Paul Eric Morse
My style as a manager has always been an open one, where I share my business numbers with at least my key employees. Jack Stack, in his book The Great Game of Business, has shown me how to use that style to build a more profitable business with a team that is intent on "winning" the game.
The book is a study of Open Book Management (OBM) and how to use it to build a motivated and profitable organization. It describes the fears (what happens if competitors or employees see my real numbers?); discusses education (how you and your employees can divide your income statement into understandable parts); and lays out implementation (how to incorporate OBM in a way that almost guarantees profitability). Stack states: "It takes the whole element of direct supervision out of managing.
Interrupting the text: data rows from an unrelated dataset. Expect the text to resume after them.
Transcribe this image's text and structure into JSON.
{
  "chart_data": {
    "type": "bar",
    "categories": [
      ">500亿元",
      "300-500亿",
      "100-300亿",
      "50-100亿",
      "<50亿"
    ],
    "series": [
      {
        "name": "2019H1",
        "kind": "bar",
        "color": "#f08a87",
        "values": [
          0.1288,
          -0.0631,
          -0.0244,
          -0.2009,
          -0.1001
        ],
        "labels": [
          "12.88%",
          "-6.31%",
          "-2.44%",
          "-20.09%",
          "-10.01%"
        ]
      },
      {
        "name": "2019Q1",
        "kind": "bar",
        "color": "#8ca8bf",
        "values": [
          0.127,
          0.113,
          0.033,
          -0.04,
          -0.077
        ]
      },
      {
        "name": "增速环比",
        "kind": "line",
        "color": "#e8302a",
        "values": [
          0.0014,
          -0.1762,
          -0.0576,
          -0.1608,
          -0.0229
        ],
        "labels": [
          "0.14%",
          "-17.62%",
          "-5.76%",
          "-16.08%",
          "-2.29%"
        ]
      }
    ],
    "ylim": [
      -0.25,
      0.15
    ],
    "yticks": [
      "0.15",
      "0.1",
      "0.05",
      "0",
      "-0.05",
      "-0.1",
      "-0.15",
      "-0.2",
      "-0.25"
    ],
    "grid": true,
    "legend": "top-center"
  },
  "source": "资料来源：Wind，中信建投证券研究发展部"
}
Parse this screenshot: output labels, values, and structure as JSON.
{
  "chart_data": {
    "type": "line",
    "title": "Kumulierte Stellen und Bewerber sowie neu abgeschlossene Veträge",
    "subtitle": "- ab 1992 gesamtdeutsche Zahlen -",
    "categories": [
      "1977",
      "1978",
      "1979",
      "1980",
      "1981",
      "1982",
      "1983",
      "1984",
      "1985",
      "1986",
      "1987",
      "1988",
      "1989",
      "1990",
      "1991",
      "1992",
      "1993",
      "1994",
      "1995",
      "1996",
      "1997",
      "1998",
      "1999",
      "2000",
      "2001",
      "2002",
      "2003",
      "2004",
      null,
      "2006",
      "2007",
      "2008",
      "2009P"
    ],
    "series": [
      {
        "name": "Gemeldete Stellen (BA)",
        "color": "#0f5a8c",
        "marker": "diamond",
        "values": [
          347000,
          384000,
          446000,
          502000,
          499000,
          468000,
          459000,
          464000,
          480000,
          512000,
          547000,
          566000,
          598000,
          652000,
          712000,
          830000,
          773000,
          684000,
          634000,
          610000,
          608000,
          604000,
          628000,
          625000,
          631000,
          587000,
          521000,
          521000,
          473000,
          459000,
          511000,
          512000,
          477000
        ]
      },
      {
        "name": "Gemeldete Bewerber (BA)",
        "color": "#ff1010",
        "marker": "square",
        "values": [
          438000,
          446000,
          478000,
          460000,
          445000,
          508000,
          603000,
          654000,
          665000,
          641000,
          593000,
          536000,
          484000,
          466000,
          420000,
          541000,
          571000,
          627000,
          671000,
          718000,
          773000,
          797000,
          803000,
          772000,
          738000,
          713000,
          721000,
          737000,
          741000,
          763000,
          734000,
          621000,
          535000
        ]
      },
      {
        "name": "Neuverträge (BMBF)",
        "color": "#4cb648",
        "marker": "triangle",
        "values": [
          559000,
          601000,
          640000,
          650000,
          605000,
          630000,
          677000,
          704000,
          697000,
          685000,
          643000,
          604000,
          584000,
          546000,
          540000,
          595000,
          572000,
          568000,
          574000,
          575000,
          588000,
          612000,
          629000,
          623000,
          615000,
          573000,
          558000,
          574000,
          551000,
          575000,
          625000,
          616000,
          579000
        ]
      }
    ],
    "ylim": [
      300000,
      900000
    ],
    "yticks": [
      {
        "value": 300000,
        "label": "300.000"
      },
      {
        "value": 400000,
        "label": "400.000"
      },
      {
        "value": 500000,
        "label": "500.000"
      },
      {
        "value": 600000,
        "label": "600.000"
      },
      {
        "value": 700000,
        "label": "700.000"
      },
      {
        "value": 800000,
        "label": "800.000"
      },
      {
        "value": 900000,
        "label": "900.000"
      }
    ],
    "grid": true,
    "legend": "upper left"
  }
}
You can communicate by pointing to the opportunities that are out there rather than by using threats and intimidation."
Neil Kelly Co.
We just had one of our monthly sales meetings. During the meeting we had a book discussion about How to Close Every Sale, by car salesman Joe Girard. Two or three people were asked to "report" on various sections of the book. Because we tend to be so "soft sell" in our company, we thought it would be good to review a book from an industry that sells a little harder than we do. One of our sales managers, Chuck Schermerhorn, says the group chose the book because of the practical techniques for selling. The discussions were great, and I think people got a lot out of it.
C. Mason Hearn
McGuire, Hearn & Toms
I recommend Built to Last -- Successful Habits of Visionary Companies, by James C. Collins and Jerry I. Porras. This book studies the making of a visionary company through well-known examples such as Nordstrom, Boeing, and Wal-Mart. By contrasting the performance of those firms to other companies, we learn about such topics as associate and customer loyalty, market share, corporate value, and longevity. These ideas have helped me focus on the importance and value of providing leadership and vision above all else.